Hi! I have a question that I have been asking myself for a long time and after reading different forums on best approaches to take bath effects into consideration in the analysis workflow, I am still left perplexed.

I have two different datasets from my own lab: 1) mRNAseq datasets which come from after purification of mRNA from captured polysome fractions followed by sequencing . I did polynomial factionation on Conditions: "Control" and "Treated".

2) Second dataset is typical mRNAseq datasets measuring cellular abundance of mRNA in Condition: "Control" and "Treated" (different group of animals than dataset 1)

Samples in both the datasets are collected across 24hr cycle at 6 fixed time points in the day at the interval of 4hrs.

My goal is to identify genes which are differentially expressed or not expressed in both datasets to be ale to comprehend at what post transcriptional level gene expression regulation is impacted (cellular abundance or polysome loading) for identified genes.

DATASET1 has two batch A and B. Each batch has 6 control samples 6 corresponding samples (all control and matched control samples for the time of tissue collection were sent together to make it a balanced batch+sample study)

DATASET2 has one batch comprised of 18 paired control and treated sample

The PCA plot for dataset 1 shows 42% biological variance between Control and Treated samples (Control and Treated sample clustered distinctly separate) after using design = ~Batch + Condition. And I did the same for DATASET2 I used design = ~Condition, and I can see Control and Treated samples clustered separately.

My confusion is whether do I need to perform batch correction/ removal first across the dataset using package like combatseq to address the question that I am asking. In my trivial understanding of statistical modeling , batch effects are estimation of variance in the genes expression from the mean across the batches. But since these samples are from animals , how can we differentiate between true batch effect from true biological signal. It is not uncommon to find biological variation between animals of the same treatment group.

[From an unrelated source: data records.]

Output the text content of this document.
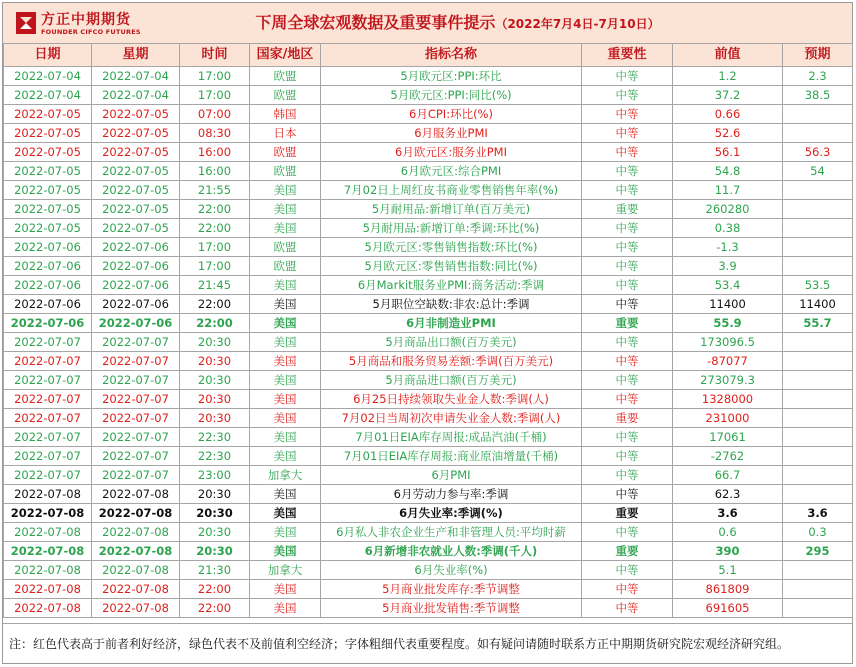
方正中期期货
FOUNDER CIFCO FUTURES	下周全球宏观数据及重要事件提示（2022年7月4日-7月10日）
日期	星期	时间	国家/地区	指标名称	重要性	前值	预期
2022-07-04	2022-07-04	17:00	欧盟	5月欧元区:PPI:环比	中等	1.2	2.3
2022-07-04	2022-07-04	17:00	欧盟	5月欧元区:PPI:同比(%)	中等	37.2	38.5
2022-07-05	2022-07-05	07:00	韩国	6月CPI:环比(%)	中等	0.66	
2022-07-05	2022-07-05	08:30	日本	6月服务业PMI	中等	52.6	
2022-07-05	2022-07-05	16:00	欧盟	6月欧元区:服务业PMI	中等	56.1	56.3
2022-07-05	2022-07-05	16:00	欧盟	6月欧元区:综合PMI	中等	54.8	54
2022-07-05	2022-07-05	21:55	美国	7月02日上周红皮书商业零售销售年率(%)	中等	11.7	
2022-07-05	2022-07-05	22:00	美国	5月耐用品:新增订单(百万美元)	重要	260280	
2022-07-05	2022-07-05	22:00	美国	5月耐用品:新增订单:季调:环比(%)	中等	0.38	
2022-07-06	2022-07-06	17:00	欧盟	5月欧元区:零售销售指数:环比(%)	中等	-1.3	
2022-07-06	2022-07-06	17:00	欧盟	5月欧元区:零售销售指数:同比(%)	中等	3.9	
2022-07-06	2022-07-06	21:45	美国	6月Markit服务业PMI:商务活动:季调	中等	53.4	53.5
2022-07-06	2022-07-06	22:00	美国	5月职位空缺数:非农:总计:季调	中等	11400	11400
2022-07-06	2022-07-06	22:00	美国	6月非制造业PMI	重要	55.9	55.7
2022-07-07	2022-07-07	20:30	美国	5月商品出口额(百万美元)	中等	173096.5	
2022-07-07	2022-07-07	20:30	美国	5月商品和服务贸易差额:季调(百万美元)	中等	-87077	
2022-07-07	2022-07-07	20:30	美国	5月商品进口额(百万美元)	中等	273079.3	
2022-07-07	2022-07-07	20:30	美国	6月25日持续领取失业金人数:季调(人)	中等	1328000	
2022-07-07	2022-07-07	20:30	美国	7月02日当周初次申请失业金人数:季调(人)	重要	231000	
2022-07-07	2022-07-07	22:30	美国	7月01日EIA库存周报:成品汽油(千桶)	中等	17061	
2022-07-07	2022-07-07	22:30	美国	7月01日EIA库存周报:商业原油增量(千桶)	中等	-2762	
2022-07-07	2022-07-07	23:00	加拿大	6月PMI	中等	66.7	
2022-07-08	2022-07-08	20:30	美国	6月劳动力参与率:季调	中等	62.3	
2022-07-08	2022-07-08	20:30	美国	6月失业率:季调(%)	重要	3.6	3.6
2022-07-08	2022-07-08	20:30	美国	6月私人非农企业生产和非管理人员:平均时薪	中等	0.6	0.3
2022-07-08	2022-07-08	20:30	美国	6月新增非农就业人数:季调(千人)	重要	390	295
2022-07-08	2022-07-08	21:30	加拿大	6月失业率(%)	中等	5.1	
2022-07-08	2022-07-08	22:00	美国	5月商业批发库存:季节调整	中等	861809	
2022-07-08	2022-07-08	22:00	美国	5月商业批发销售:季节调整	中等	691605	
注：红色代表高于前者利好经济，绿色代表不及前值利空经济；字体粗细代表重要程度。如有疑问请随时联系方正中期期货研究院宏观经济研究组。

After giving it a lot of thought I see two ways analyzing:

Approach first, which in my head is the right way is to analyze both studies separately accounting modeling for (batch effects in Dataset 1), running differential analysis separately and then I can sort genes based on adj Pval in both the datasets and then find common gene identifiers or unique identifiers to each dataset.

Second approach is to assemble count matrix from from datasets and use design = ~ batch + Condition (I will have 2 batches in total if I do this approach). Obtain normalized reads and then use them to run DEseq2 separately and follow the path as in my first approach from here on.

Any advice and insights would really be much appreciated.

The simplest way I would approach this is to analyze the two data at separately and then compare the log fold changes. Preferably using robust log fold changes with lfcShrink.

Check PCA of each dataset separately to assess whether you need to control for low rank technical variation affecting many genes.